À la place, Amos s'était trouvé un coin pour se poser avec Kate Godfried dont les joues n'avaient toujours pas perdu leur couleur rosée alors qu'elle entourait une mèche blonde autour de son index, écoutant attentivement Amos en lui adressant un regard par en-dessous. Ils étaient tous les deux assis sur un banc en retrait tandis qu'Akash discutait au niveau de la fontaine avec Francis Lockart et Tony Valasquez.

« Hé, Eva ! Attrape ! »

Son bras se leva. Eva attrapa ce qui se révéla être un vif d'or. Ses ailes lui chatouillaient la main alors qu'il se débattait pour s'enfuir.

« C'est incroyable ton talent d'attraper tout à n'importe quel moment, rigola Luke Carstein qui venait d'apparaître à la gauche d'Eva, si proche que le tissu de sa chemise effleura l'avant-bras à découvert d'Eva.
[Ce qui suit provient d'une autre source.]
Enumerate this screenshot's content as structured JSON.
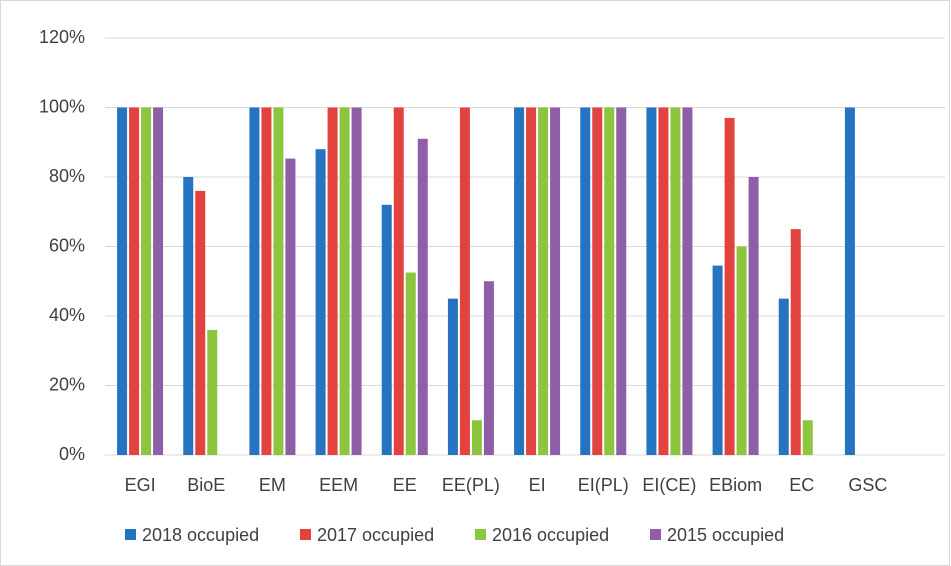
{
  "chart_data": {
    "type": "bar",
    "categories": [
      "EGI",
      "BioE",
      "EM",
      "EEM",
      "EE",
      "EE(PL)",
      "EI",
      "EI(PL)",
      "EI(CE)",
      "EBiom",
      "EC",
      "GSC"
    ],
    "series": [
      {
        "name": "2018 occupied",
        "color": "#2474c1",
        "values": [
          100,
          80,
          100,
          88,
          72,
          45,
          100,
          100,
          100,
          54.5,
          45,
          100
        ]
      },
      {
        "name": "2017 occupied",
        "color": "#e2433f",
        "values": [
          100,
          76,
          100,
          100,
          100,
          100,
          100,
          100,
          100,
          97,
          65,
          0
        ]
      },
      {
        "name": "2016 occupied",
        "color": "#8cc63f",
        "values": [
          100,
          36,
          100,
          100,
          52.5,
          10,
          100,
          100,
          100,
          60,
          10,
          0
        ]
      },
      {
        "name": "2015 occupied",
        "color": "#8e5ea8",
        "values": [
          100,
          0,
          85.3,
          100,
          91,
          50,
          100,
          100,
          100,
          80,
          0,
          0
        ]
      }
    ],
    "ylim": [
      0,
      120
    ],
    "yticks": [
      {
        "value": 0,
        "label": "0%"
      },
      {
        "value": 20,
        "label": "20%"
      },
      {
        "value": 40,
        "label": "40%"
      },
      {
        "value": 60,
        "label": "60%"
      },
      {
        "value": 80,
        "label": "80%"
      },
      {
        "value": 100,
        "label": "100%"
      },
      {
        "value": 120,
        "label": "120%"
      }
    ],
    "grid": true,
    "legend": "bottom"
  }
}
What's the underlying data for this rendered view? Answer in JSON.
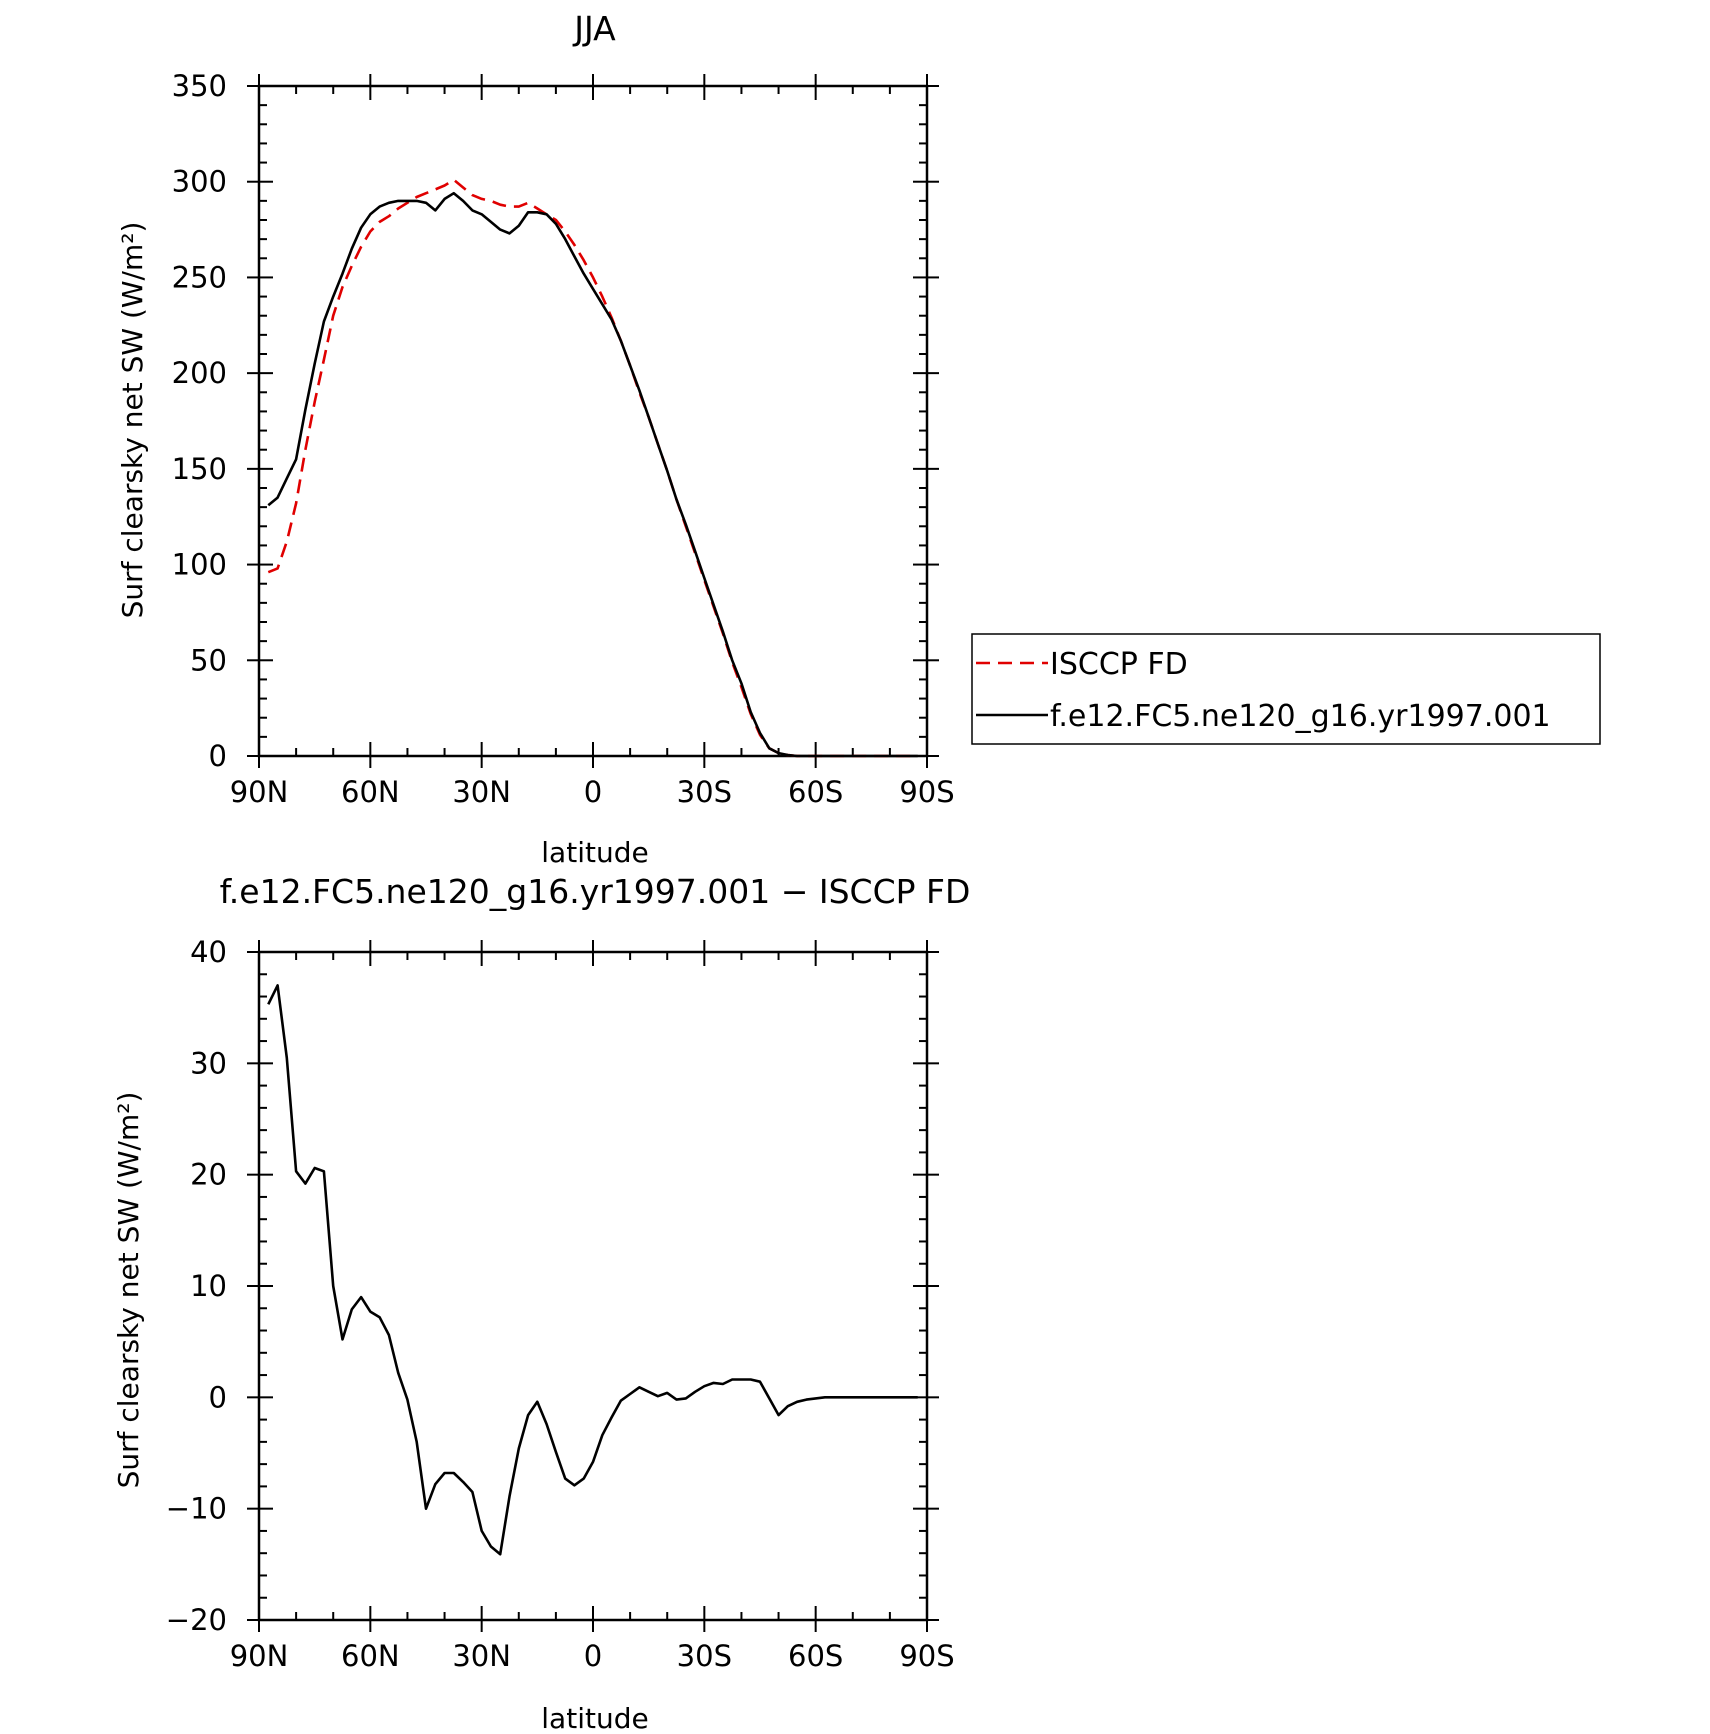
{
  "chart_data": [
    {
      "type": "line",
      "title": "JJA",
      "xlabel": "latitude",
      "ylabel": "Surf clearsky net SW (W/m²)",
      "xlim": [
        90,
        -90
      ],
      "ylim": [
        0,
        350
      ],
      "x_ticks": [
        90,
        60,
        30,
        0,
        -30,
        -60,
        -90
      ],
      "x_tick_labels": [
        "90N",
        "60N",
        "30N",
        "0",
        "30S",
        "60S",
        "90S"
      ],
      "y_ticks": [
        0,
        50,
        100,
        150,
        200,
        250,
        300,
        350
      ],
      "y_tick_labels": [
        "0",
        "50",
        "100",
        "150",
        "200",
        "250",
        "300",
        "350"
      ],
      "legend_position": "right",
      "series": [
        {
          "name": "ISCCP FD",
          "color": "#e00000",
          "dash": "dashed",
          "x": [
            87.5,
            85,
            82.5,
            80,
            77.5,
            75,
            72.5,
            70,
            67.5,
            65,
            62.5,
            60,
            57.5,
            55,
            52.5,
            50,
            47.5,
            45,
            42.5,
            40,
            37.5,
            35,
            32.5,
            30,
            27.5,
            25,
            22.5,
            20,
            17.5,
            15,
            12.5,
            10,
            7.5,
            5,
            2.5,
            0,
            -2.5,
            -5,
            -7.5,
            -10,
            -12.5,
            -15,
            -17.5,
            -20,
            -22.5,
            -25,
            -27.5,
            -30,
            -32.5,
            -35,
            -37.5,
            -40,
            -42.5,
            -45,
            -47.5,
            -50,
            -52.5,
            -55,
            -57.5,
            -60,
            -62.5,
            -65,
            -67.5,
            -70,
            -72.5,
            -75,
            -77.5,
            -80,
            -82.5,
            -85,
            -87.5
          ],
          "y": [
            96,
            98,
            112,
            132,
            160,
            185,
            207,
            230,
            245,
            256,
            266,
            274,
            279,
            282,
            286,
            289,
            292,
            294,
            296,
            298,
            301,
            297,
            293,
            291,
            290,
            288,
            287,
            287,
            289,
            286,
            283,
            280,
            274,
            267,
            259,
            250,
            240,
            229,
            217,
            204,
            190,
            177,
            163,
            149,
            134,
            120,
            106,
            92,
            78,
            64,
            49,
            36,
            22,
            11,
            4,
            1.5,
            0.5,
            0,
            0,
            0,
            0,
            0,
            0,
            0,
            0,
            0,
            0,
            0,
            0,
            0,
            0
          ]
        },
        {
          "name": "f.e12.FC5.ne120_g16.yr1997.001",
          "color": "#000000",
          "dash": "solid",
          "x": [
            87.5,
            85,
            82.5,
            80,
            77.5,
            75,
            72.5,
            70,
            67.5,
            65,
            62.5,
            60,
            57.5,
            55,
            52.5,
            50,
            47.5,
            45,
            42.5,
            40,
            37.5,
            35,
            32.5,
            30,
            27.5,
            25,
            22.5,
            20,
            17.5,
            15,
            12.5,
            10,
            7.5,
            5,
            2.5,
            0,
            -2.5,
            -5,
            -7.5,
            -10,
            -12.5,
            -15,
            -17.5,
            -20,
            -22.5,
            -25,
            -27.5,
            -30,
            -32.5,
            -35,
            -37.5,
            -40,
            -42.5,
            -45,
            -47.5,
            -50,
            -52.5,
            -55,
            -57.5,
            -60,
            -62.5,
            -65,
            -67.5,
            -70,
            -72.5,
            -75,
            -77.5,
            -80,
            -82.5,
            -85,
            -87.5
          ],
          "y": [
            131,
            135,
            145,
            155,
            181,
            205,
            227,
            240,
            252,
            265,
            276,
            283,
            287,
            289,
            290,
            290,
            290,
            289,
            285,
            291,
            294,
            290,
            285,
            283,
            279,
            275,
            273,
            277,
            284,
            284,
            283,
            278,
            270,
            261,
            252,
            244,
            236,
            228,
            217,
            204,
            191,
            177,
            163,
            149,
            134,
            121,
            107,
            93,
            79,
            65,
            50,
            38,
            23,
            12,
            4,
            1.5,
            0.5,
            0,
            0,
            0,
            0,
            0,
            0,
            0,
            0,
            0,
            0,
            0,
            0,
            0,
            0
          ]
        }
      ]
    },
    {
      "type": "line",
      "title": "f.e12.FC5.ne120_g16.yr1997.001 − ISCCP FD",
      "xlabel": "latitude",
      "ylabel": "Surf clearsky net SW (W/m²)",
      "xlim": [
        90,
        -90
      ],
      "ylim": [
        -20,
        40
      ],
      "x_ticks": [
        90,
        60,
        30,
        0,
        -30,
        -60,
        -90
      ],
      "x_tick_labels": [
        "90N",
        "60N",
        "30N",
        "0",
        "30S",
        "60S",
        "90S"
      ],
      "y_ticks": [
        -20,
        -10,
        0,
        10,
        20,
        30,
        40
      ],
      "y_tick_labels": [
        "−20",
        "−10",
        "0",
        "10",
        "20",
        "30",
        "40"
      ],
      "series": [
        {
          "color": "#000000",
          "dash": "solid",
          "x": [
            87.5,
            85,
            82.5,
            80,
            77.5,
            75,
            72.5,
            70,
            67.5,
            65,
            62.5,
            60,
            57.5,
            55,
            52.5,
            50,
            47.5,
            45,
            42.5,
            40,
            37.5,
            35,
            32.5,
            30,
            27.5,
            25,
            22.5,
            20,
            17.5,
            15,
            12.5,
            10,
            7.5,
            5,
            2.5,
            0,
            -2.5,
            -5,
            -7.5,
            -10,
            -12.5,
            -15,
            -17.5,
            -20,
            -22.5,
            -25,
            -27.5,
            -30,
            -32.5,
            -35,
            -37.5,
            -40,
            -42.5,
            -45,
            -47.5,
            -50,
            -52.5,
            -55,
            -57.5,
            -60,
            -62.5,
            -65,
            -67.5,
            -70,
            -72.5,
            -75,
            -77.5,
            -80,
            -82.5,
            -85,
            -87.5
          ],
          "y": [
            35.3,
            37,
            30.5,
            20.3,
            19.2,
            20.6,
            20.3,
            10,
            5.2,
            7.9,
            9,
            7.7,
            7.2,
            5.6,
            2.2,
            -0.2,
            -4,
            -10,
            -7.8,
            -6.8,
            -6.8,
            -7.6,
            -8.5,
            -12,
            -13.4,
            -14.1,
            -8.9,
            -4.6,
            -1.6,
            -0.4,
            -2.4,
            -4.9,
            -7.3,
            -7.9,
            -7.3,
            -5.8,
            -3.4,
            -1.8,
            -0.3,
            0.3,
            0.9,
            0.5,
            0.1,
            0.4,
            -0.2,
            -0.1,
            0.5,
            1,
            1.3,
            1.2,
            1.6,
            1.6,
            1.6,
            1.4,
            -0.1,
            -1.6,
            -0.8,
            -0.4,
            -0.2,
            -0.1,
            0,
            0,
            0,
            0,
            0,
            0,
            0,
            0,
            0,
            0,
            0
          ]
        }
      ]
    }
  ]
}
T'es sûre que tu ne veux pas retenter de rentrer dans ton équipe de Quidditch ?

– Tu sais très bien que je suis aussi à l'aise sur un balai que Chourave avec des talons, sourit Eva, se remémorant la démarche bancale de sa Cheffe de Maison que McGonagall avait forcé à mettre des talons pour les réunions parents-profs de la fin de 5ème année.

– Tant mieux pour nous, rit doucement Luke. On a déjà bien du mal avec Amos et James Potter. Serdaigle n'a pas besoin d'un autre monstre de Quidditch comme concurrent.

– Si seulement. J'aimerais bien revoir la coupe de Quidditch dans notre salle commune, soupira Eva d'un air rêveur. Tiens, tu veux que je te le rende ? ajouta-t-elle lorsque le vif d'or tenta avec force de s'échapper, faisant vibrer ses doigts pliés.

– Oui, il vaudrait mieux que le Préfet-en-chef ne perde pas le vif d'or. Je ne sais pas qui me tuerait d'abord : McGonagall ou Francis ? plaisanta Luke avec un petit rire.

– McGonagall sans doute. Elle n'a toujours pas digéré sa défaite de l'année dernière. J'ai cru entendre qu'elle avait parié avec Slughorn toute sa collection de vaisselle écossaise. »

Luke fit une grimace alors qu'ils s'échangeaient précautionneusement le vif d'or.

« Tiens, tu peux prendre la boîte du vif d'or dans mon sac ? » lui demanda Luke en gardant fermement le vif d'or entre ses mains jointes qui étaient secouées par des spasmes, révélant l'humeur massacrante du vif d'or.

Eva acquiesça et se pencha pour ouvrir le sac pendant le long du flanc du préfet-en-chef de Serdaigle. Il avait dû y jeter un sortilège d'expansion et d'allègement car il y avait un nombre impressionnant de livres là-dedans. Eva n'eut pas de difficulté à trouver la boîte noire avec un vif d'or peint sur son couvercle.

« Hé, Eva ! Arrête un peu de tripoter Luke en public, sa petite copine ne sera pas contente ! » cria bien fort Tony Valasquez alors qu'il n'était pas si loin que ça, l'idiot.

Il avait un sourire malicieux aux lèvres alors qu'Akash levait son pouce en sa direction (« Nice, Eva ! » accompagné d'un clin d'œil) et que Francis Lockhart souriait avec exaspération, habitué au volume inapproprié de son ami. Eva se redressa, la boîte du vif d'or en main. De l'autre, elle transmit le fond de sa pensée à Tony avec son majeur. Le batteur des Serdaigles en brandit deux en réponse, les secouant avec animation.

« Tu pourrais lui retirer des points pour ce geste, tu sais, Luke. »

Eva sursauta alors qu'Adrian Parkinson venait de se matérialiser derrière Luke et elle, complétant le quatuor masculin des Serdaigles de 7e année. Une mèche foncée s'était échappée des cheveux méthodiquement retenus en arrière par l'application d'une potion coûtant certainement une fortune du Serdaigle qu'Eva détestait, révélant ses yeux noirs perçants qui se posèrent sur Eva pendant un bref instant déjà trop long au goût de la brune avant qu'il ne se désintéresse d'elle.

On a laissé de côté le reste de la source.